29 Jésus lui dit : « Viens ! » Pierre descendit de la barque et marcha sur les eaux pour aller vers Jésus.
Après avoir sollicité et reçu la bénédiction de son Père, Maur courut au plus vite exécuter ses ordres. S’imaginant qu’il marchait sur la terre, il parvint rapidement à l’endroit où le flot avait entraîné Placide ; il le saisit par les cheveux, et s’en retourna avec la même vitesse.
A peine eut-il touché au rivage qu’il revint à lui, regarda derrière, reconnut qu’il avait couru sur les eaux, et, dans sa stupéfaction, il frissonna en pensant qu’il venait de faire ce qu’il n’eût point osé se permettre.
De retour vers l’abbé, il lui raconta ce qui venait de se passer. Ce prodige, Saint Benoît ne l’attribua pas à ses mérites, mais à l’obéissance de Maur.

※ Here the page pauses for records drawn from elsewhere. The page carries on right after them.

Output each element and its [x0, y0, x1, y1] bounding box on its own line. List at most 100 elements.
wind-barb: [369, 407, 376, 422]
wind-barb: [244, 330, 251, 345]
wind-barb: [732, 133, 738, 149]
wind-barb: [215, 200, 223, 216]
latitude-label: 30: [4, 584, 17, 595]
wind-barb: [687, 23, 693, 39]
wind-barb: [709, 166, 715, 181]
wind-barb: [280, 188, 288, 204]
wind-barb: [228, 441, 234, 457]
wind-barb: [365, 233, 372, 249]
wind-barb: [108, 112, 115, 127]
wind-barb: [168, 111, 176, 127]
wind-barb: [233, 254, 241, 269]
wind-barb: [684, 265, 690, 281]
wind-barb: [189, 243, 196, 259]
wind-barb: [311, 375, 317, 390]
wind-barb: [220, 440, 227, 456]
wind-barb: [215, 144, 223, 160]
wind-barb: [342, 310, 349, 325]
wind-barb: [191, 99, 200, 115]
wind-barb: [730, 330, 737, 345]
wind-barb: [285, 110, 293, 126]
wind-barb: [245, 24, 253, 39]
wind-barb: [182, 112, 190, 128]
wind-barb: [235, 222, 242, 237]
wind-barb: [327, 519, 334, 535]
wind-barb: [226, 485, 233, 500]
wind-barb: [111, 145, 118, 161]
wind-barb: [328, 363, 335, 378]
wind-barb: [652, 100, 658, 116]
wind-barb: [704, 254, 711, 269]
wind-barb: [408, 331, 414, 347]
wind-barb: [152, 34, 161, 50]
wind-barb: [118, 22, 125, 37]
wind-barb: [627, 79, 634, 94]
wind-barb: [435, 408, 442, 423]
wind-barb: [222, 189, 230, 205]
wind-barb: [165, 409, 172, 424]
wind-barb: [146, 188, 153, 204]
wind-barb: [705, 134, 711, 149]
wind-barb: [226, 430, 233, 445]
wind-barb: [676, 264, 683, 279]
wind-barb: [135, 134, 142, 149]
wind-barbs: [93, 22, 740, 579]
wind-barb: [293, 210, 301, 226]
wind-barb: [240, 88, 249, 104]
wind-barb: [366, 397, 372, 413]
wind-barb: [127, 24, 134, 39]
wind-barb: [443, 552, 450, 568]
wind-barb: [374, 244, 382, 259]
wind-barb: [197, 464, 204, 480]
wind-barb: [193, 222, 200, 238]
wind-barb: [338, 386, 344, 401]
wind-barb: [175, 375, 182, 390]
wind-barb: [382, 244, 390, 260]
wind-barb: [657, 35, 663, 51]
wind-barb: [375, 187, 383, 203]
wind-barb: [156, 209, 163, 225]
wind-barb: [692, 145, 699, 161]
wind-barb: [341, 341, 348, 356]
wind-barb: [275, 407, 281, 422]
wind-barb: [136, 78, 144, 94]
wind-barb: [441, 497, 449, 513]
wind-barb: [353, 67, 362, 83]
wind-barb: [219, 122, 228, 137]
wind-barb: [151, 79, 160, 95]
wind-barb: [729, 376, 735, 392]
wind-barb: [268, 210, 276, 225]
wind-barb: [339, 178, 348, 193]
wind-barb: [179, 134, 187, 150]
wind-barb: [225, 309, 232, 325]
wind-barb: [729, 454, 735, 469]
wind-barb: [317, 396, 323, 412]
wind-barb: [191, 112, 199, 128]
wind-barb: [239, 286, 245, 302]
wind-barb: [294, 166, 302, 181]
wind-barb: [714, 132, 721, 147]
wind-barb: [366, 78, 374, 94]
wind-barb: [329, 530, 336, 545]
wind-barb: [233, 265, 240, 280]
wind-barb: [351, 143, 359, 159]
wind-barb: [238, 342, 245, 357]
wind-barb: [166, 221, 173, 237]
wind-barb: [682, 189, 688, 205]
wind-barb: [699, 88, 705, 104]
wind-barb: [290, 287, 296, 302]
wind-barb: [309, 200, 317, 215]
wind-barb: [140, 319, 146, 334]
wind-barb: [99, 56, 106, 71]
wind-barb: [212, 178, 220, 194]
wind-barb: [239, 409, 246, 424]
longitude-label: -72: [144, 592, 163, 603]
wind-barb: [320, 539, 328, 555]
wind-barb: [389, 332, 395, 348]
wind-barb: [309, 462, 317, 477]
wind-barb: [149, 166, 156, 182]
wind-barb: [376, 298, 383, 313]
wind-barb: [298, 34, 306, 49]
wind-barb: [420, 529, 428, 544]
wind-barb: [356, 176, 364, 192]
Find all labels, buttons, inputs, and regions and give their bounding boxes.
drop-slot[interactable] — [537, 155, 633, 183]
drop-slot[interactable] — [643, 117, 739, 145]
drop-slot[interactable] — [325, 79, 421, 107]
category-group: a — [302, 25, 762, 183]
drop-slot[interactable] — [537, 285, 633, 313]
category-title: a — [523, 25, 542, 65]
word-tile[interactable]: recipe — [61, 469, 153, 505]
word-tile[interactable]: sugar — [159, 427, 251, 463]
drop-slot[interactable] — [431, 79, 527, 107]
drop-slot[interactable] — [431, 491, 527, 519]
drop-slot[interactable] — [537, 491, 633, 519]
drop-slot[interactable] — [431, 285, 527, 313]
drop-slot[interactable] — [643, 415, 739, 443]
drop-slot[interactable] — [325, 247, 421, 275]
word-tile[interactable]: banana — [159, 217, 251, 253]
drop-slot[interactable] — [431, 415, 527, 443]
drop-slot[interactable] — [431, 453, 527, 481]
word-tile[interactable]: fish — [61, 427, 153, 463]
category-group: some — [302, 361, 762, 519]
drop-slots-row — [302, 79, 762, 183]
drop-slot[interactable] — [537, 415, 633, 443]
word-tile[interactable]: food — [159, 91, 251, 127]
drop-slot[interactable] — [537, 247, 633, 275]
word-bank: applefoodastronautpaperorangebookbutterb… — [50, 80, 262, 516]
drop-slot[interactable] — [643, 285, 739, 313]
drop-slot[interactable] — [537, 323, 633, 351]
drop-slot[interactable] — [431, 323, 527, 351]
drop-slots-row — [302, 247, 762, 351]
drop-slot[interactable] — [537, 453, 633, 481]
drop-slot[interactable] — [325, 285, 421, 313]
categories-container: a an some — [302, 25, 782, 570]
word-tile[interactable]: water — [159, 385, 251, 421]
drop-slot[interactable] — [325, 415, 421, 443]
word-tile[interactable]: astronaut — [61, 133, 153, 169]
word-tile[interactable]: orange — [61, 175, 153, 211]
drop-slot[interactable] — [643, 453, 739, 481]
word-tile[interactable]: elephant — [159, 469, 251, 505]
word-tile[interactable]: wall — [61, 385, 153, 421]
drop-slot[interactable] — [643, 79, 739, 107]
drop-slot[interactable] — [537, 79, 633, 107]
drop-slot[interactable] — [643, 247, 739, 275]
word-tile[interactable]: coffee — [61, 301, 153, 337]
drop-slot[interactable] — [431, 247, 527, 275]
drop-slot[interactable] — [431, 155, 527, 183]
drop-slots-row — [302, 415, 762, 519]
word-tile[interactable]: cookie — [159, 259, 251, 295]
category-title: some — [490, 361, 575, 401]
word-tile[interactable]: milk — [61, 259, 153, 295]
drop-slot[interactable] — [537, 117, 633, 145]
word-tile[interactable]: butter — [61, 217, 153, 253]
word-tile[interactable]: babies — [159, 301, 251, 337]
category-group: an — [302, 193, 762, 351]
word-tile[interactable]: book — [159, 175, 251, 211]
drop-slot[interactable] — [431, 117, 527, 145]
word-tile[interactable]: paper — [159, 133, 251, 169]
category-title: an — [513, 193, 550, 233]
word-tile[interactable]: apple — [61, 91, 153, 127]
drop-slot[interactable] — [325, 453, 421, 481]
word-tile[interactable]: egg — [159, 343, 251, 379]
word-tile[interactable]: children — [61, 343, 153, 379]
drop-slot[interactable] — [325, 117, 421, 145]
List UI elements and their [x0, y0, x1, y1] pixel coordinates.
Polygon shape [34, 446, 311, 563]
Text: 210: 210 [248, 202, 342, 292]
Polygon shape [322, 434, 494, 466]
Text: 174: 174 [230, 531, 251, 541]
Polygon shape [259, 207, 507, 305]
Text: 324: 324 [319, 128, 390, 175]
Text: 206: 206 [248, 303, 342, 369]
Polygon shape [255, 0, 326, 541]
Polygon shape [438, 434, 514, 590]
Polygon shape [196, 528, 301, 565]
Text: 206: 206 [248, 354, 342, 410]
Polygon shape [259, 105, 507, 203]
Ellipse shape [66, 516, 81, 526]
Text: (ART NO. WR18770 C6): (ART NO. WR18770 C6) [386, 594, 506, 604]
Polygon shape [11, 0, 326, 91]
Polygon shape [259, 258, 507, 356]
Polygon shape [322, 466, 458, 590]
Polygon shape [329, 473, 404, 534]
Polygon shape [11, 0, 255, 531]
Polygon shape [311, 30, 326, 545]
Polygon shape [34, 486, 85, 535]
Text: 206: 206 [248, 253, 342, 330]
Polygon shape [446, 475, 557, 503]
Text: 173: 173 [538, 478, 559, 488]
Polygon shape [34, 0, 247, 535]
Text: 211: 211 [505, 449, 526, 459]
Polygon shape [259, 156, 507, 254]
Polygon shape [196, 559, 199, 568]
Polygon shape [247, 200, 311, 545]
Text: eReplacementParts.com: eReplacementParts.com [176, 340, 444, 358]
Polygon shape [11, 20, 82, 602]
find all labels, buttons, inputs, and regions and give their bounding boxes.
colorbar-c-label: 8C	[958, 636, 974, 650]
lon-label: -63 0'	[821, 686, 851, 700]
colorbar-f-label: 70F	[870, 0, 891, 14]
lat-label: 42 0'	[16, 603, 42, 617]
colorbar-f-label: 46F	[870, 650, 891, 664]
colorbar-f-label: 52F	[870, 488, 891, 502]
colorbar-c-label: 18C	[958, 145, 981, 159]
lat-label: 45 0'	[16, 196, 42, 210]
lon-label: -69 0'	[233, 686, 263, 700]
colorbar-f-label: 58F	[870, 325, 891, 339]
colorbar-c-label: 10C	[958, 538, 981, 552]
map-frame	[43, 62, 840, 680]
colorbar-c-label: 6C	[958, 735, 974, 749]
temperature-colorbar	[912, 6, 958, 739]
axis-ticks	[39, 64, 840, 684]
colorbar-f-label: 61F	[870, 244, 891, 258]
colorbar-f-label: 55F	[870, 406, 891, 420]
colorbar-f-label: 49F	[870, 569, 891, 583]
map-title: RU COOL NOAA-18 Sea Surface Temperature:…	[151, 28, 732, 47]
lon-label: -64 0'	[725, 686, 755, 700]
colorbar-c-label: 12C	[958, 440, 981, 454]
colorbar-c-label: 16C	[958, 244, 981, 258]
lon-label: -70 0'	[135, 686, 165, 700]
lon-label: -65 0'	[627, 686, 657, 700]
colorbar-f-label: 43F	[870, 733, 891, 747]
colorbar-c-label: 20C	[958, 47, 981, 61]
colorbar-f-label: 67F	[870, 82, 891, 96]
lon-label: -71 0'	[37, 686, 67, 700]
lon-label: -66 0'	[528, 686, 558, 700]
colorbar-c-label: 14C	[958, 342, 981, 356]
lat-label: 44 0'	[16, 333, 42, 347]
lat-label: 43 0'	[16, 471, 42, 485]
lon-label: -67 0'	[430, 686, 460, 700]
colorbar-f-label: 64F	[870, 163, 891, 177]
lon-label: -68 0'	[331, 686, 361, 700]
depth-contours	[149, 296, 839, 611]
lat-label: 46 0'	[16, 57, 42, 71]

Maur, de son côté, soutenait que cela ne s’était effectué qu’en vertu du commandement du Saint abbé, et qu’il ne pouvait avoir part à un miracle qu’il avait fait sans le savoir. Dans cette amicale contestation d’une humilité réciproque, l’enfant arraché aux flots survint comme arbitre, et dit :
« Lorsqu’on me retirait de l’eau, je vis au-dessus de ma tête la mélote* du Père abbé, et je m’imaginai que c’était lui-même qui m’arrachait du sein des flots. »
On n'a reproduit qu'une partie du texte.